I read something this morning that struck me as something I should have seen on my own but never did. A writer was commenting on the 10 Commandments. Now amongst Lutherans we tend to speak of Law and Gospel as separate things, each of which has it’s own purpose in God’s design, but they are not to be confused. Martin Luther said you weren’t a real theologian until to could rightly divide the two.
Typically we say the Law has 3 purposes. First, it shows us God’s will. I like to compare this to a curb in the street–it shows us where the edge is and we know if we go over it we’ve messed up. You can’t drive on the sidewalk. The second purpose or use of the Law is that it is a mirror. When I look into it I see myself as a sinner for I have violated every one of God’s commandments. And the third use of the Law is that it is a guide for our lives. Not only do we where the edge is, we are also told how to move and live in the area between the curbs.
All of that is pretty standard stuff among Lutherans. But this morning I learned something new about it. God does not give the Law to the people of Israel until after He has rescued them from slavery. First He saved them, and then He gave them the Law. Salvation first, then duty, if you will.

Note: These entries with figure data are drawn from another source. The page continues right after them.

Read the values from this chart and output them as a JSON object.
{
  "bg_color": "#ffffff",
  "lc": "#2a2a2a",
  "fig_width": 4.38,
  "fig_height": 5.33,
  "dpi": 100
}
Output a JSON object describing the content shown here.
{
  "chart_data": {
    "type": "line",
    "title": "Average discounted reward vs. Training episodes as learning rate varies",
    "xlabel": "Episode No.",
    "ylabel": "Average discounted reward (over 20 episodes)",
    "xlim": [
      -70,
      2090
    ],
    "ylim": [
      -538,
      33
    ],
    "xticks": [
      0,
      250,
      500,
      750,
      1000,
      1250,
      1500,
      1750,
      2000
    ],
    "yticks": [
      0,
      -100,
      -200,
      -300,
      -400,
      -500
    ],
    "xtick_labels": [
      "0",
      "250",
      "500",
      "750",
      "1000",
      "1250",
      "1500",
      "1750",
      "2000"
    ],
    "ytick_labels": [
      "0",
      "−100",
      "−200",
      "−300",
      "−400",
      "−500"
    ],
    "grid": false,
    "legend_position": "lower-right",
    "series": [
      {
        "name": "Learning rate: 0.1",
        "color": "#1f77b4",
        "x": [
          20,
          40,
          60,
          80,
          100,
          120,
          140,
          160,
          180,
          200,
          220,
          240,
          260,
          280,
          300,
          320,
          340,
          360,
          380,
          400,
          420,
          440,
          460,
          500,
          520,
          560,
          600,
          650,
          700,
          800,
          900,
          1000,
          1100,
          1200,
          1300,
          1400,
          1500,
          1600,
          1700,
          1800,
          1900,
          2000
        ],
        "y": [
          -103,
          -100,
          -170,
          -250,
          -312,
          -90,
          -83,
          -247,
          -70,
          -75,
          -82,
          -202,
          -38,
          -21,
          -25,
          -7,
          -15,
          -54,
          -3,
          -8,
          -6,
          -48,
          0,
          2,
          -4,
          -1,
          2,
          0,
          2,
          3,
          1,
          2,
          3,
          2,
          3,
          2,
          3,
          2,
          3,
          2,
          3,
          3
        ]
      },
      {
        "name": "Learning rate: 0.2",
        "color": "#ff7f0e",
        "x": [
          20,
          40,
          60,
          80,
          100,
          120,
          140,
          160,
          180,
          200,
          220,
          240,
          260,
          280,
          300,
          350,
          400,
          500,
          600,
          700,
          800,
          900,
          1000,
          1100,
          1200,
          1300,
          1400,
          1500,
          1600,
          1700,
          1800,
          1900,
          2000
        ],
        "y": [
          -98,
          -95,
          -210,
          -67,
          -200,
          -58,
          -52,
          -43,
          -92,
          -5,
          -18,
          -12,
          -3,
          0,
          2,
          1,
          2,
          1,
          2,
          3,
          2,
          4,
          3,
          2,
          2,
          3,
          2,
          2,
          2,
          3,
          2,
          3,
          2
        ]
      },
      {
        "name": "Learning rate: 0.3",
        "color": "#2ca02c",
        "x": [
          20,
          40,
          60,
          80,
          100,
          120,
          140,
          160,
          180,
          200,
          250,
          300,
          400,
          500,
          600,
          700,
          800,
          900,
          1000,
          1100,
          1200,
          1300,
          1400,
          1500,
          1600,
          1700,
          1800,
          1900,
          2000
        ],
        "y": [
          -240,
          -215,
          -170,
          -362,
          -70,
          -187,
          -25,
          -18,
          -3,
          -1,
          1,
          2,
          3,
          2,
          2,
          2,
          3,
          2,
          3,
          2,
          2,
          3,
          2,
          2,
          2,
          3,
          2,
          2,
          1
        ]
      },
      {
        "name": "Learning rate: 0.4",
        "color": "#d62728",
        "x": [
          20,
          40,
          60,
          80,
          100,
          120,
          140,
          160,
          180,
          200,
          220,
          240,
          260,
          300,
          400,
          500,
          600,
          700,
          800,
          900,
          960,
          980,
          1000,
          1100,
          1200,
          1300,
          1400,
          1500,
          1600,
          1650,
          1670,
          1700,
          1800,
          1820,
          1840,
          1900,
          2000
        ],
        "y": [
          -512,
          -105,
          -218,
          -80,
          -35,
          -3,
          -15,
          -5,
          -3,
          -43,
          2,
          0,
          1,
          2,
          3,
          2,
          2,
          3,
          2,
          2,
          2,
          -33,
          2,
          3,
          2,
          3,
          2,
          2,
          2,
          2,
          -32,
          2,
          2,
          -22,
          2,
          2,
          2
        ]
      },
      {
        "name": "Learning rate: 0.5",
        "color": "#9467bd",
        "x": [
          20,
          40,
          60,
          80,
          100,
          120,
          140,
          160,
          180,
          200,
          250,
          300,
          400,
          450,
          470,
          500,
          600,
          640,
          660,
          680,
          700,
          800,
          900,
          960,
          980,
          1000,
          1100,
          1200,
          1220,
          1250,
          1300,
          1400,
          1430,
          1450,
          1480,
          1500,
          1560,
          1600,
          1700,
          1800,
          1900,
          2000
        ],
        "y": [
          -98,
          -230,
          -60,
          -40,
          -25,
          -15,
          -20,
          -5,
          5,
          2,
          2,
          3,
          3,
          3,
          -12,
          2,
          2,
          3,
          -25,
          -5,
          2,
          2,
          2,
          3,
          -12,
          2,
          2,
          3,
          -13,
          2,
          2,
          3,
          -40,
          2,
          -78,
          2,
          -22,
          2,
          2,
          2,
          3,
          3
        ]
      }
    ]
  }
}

For those who do not know Jesus as Lord the Law is a daunting thing. It seems merely to tell us what we can’t do and, stubborn and self centered as we are, we recent that. So while we might give lip service to the Commandments as good things, we actually don’t like them. But when the Holy Spirit brings us to faith through the proclamation of the Gospel, the Law we [secretly] hated now seems beautiful to us. Now we don’t grumble about what God wants of us, we are overjoyed that we get to follow His will.
When we apply that insight to the situation of the giving of the Law we see that God’s work in the desert foreshadowed the work of Christ for us. First we are saved–then we love the work God prepared for us to walk in before time even began.
Without God’s antecedent work of salvation the Law is our enemy, but afterwards we can see it for what it truly is–a gift from God to His people.